Known medically as avascular necrosis, the uncommon disease leads to temporary or permanent loss of blood supply to hip joint bone and causes disorder. If not treated early, the dislocation of the hip bone with joint surface can result in disability. Any serious injury, medications such as steroids, blood coagulation or excessive alcohol can cause blood loss.
"Stem cell therapy has been used for the first time in the world to treat the hip bone disorder by rejuvenating its tissues with the bone marrow of the patient. Stem cells in the marrow of the affected bone are separated from red blood cells and blood plasma through a clinical process and injected into the hip joint of the patient," Nagaraj said, demonstrating a case study.
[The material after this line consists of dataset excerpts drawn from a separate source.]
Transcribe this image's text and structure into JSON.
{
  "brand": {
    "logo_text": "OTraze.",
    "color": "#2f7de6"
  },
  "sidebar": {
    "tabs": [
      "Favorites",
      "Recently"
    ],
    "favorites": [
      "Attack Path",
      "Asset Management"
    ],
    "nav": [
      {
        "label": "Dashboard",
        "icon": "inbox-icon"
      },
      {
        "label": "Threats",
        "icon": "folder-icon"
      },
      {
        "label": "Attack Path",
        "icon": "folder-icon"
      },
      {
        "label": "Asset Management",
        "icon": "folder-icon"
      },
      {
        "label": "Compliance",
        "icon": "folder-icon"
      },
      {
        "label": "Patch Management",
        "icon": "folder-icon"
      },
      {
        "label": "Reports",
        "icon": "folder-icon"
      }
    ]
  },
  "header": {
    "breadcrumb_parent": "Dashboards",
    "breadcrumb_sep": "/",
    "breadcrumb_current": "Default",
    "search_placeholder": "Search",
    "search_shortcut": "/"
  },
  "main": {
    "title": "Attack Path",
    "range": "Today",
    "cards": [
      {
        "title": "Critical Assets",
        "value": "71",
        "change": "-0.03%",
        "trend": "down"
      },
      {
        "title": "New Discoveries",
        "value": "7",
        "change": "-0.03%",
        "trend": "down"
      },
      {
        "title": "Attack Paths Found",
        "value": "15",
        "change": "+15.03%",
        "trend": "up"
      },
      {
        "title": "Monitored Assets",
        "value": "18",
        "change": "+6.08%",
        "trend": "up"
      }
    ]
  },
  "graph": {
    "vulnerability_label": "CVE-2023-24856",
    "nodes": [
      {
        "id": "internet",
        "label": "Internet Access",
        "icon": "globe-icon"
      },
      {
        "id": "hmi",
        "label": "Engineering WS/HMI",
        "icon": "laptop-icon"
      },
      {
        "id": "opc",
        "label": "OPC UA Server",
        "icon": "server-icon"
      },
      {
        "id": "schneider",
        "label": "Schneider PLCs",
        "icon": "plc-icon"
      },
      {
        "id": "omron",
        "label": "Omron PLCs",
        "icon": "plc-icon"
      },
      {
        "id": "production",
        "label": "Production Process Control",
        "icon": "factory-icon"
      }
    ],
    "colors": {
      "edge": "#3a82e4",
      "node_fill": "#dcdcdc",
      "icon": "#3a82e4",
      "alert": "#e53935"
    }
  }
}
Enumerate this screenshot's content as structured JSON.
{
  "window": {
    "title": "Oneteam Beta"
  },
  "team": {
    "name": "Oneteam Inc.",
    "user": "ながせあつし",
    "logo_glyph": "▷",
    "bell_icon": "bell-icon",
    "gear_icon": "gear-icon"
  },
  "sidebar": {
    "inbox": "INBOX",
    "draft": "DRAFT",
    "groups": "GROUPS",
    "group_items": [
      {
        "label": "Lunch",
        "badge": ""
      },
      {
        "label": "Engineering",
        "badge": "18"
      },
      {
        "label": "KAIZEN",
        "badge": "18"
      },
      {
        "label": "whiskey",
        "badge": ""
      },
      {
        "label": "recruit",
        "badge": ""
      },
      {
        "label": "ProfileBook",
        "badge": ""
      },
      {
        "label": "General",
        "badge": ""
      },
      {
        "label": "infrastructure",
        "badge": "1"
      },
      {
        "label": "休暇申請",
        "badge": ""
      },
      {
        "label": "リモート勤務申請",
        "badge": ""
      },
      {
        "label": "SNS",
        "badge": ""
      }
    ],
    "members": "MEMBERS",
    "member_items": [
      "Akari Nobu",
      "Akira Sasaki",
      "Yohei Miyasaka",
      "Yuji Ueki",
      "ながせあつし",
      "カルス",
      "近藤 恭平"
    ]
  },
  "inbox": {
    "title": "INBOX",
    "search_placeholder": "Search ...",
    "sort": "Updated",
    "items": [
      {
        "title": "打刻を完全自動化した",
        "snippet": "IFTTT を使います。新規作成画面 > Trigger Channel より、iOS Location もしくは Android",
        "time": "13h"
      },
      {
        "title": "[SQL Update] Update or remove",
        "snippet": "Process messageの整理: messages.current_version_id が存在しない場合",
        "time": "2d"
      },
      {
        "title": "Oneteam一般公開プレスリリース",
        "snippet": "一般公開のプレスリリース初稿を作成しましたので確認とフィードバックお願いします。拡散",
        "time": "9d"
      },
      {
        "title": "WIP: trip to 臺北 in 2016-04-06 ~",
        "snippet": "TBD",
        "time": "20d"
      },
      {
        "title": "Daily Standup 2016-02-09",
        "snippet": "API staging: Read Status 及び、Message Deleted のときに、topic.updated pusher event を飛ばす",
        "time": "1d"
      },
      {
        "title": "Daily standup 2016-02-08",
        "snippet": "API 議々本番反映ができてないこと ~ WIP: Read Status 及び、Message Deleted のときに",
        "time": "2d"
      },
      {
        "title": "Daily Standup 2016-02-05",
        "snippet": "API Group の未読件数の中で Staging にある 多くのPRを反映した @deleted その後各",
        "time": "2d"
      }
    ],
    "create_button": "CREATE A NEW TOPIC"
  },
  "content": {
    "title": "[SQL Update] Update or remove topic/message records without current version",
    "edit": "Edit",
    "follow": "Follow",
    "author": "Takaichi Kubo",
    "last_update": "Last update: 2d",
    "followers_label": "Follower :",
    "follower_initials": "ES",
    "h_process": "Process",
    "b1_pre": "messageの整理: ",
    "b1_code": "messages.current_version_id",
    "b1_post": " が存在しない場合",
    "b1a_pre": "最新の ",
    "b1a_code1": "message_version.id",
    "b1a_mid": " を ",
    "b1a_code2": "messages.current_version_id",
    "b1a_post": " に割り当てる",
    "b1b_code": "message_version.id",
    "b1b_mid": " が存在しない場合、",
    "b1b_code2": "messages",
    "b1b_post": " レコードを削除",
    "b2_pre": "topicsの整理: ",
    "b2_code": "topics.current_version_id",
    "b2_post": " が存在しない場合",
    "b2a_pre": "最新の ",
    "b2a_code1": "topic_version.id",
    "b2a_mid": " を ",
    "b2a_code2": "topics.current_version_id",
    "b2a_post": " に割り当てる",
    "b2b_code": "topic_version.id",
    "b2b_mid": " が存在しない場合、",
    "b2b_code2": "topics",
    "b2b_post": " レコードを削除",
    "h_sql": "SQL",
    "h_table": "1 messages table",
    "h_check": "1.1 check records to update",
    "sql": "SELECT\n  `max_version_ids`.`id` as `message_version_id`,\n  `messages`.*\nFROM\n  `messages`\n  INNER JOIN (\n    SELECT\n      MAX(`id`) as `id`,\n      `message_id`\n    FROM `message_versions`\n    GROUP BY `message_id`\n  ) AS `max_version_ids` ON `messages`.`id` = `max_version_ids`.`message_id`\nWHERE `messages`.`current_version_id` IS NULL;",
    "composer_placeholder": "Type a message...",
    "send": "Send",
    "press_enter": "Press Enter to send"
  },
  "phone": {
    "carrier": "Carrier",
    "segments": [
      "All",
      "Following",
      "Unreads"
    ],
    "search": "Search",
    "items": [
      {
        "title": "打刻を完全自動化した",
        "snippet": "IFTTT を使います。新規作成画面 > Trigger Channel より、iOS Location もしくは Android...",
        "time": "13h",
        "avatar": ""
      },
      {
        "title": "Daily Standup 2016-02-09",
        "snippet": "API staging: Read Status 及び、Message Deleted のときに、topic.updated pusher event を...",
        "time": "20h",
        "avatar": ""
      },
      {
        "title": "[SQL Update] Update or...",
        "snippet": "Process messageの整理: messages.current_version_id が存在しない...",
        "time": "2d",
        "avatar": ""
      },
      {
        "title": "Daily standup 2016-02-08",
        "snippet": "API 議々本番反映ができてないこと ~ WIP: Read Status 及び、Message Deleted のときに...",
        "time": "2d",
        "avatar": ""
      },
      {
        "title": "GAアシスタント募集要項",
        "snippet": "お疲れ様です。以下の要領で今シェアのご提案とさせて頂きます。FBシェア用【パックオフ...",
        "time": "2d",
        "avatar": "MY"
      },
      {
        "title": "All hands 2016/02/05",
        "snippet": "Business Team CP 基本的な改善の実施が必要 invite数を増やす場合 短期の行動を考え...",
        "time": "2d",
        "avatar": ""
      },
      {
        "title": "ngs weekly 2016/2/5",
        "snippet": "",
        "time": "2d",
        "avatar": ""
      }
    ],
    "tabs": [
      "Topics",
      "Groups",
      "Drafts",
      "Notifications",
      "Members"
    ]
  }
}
The private hospital on the city's outskirts has tied up with a Pune-based laboratory to harvest the stem cells and transplant them through four injections over four weeks to restore the hip joint function lost due to damage to its cartilage. The stem cells also repair bone cells as they can differentiate between bone and cartilage cells.
"The novel treatment has no bleeding or scar formation as the process does not involve surgery. The patient has to visit our hospital for a day in a week for each of the four injections," Nagaraj said.
Though the treatment costs a patient Rs.350,000 currently, the hospital hopes to bring it down over time when awareness of the stem cell therapy spreads and more patients opt for the treatment.
The hospital will soon submit the therapy treatment protocol for publication in the Journal of Mass & Heat Transfer in the United States and Britain and file for international patent and intellectual property rights.
Among the patients cured at the hospital are two NRIs from the United States - Jayadeep Panduranga, 37, and Aishwariya, 18, who could not get relief from shooting pain due to hip disorder despite years of conventional treatment like core decompression.
"Though I underwent core decompression for nine years in California, there was no relief. Stem cell therapy has reduced pain and hip movements are almost normal," Panduranga told IANS.
Similarly, Aishwariya, an under-graduate in Detroit, suffered pain in the right hip and faced difficulty in moving around.
"I'm able to walk again with a walker," Aishwariya said.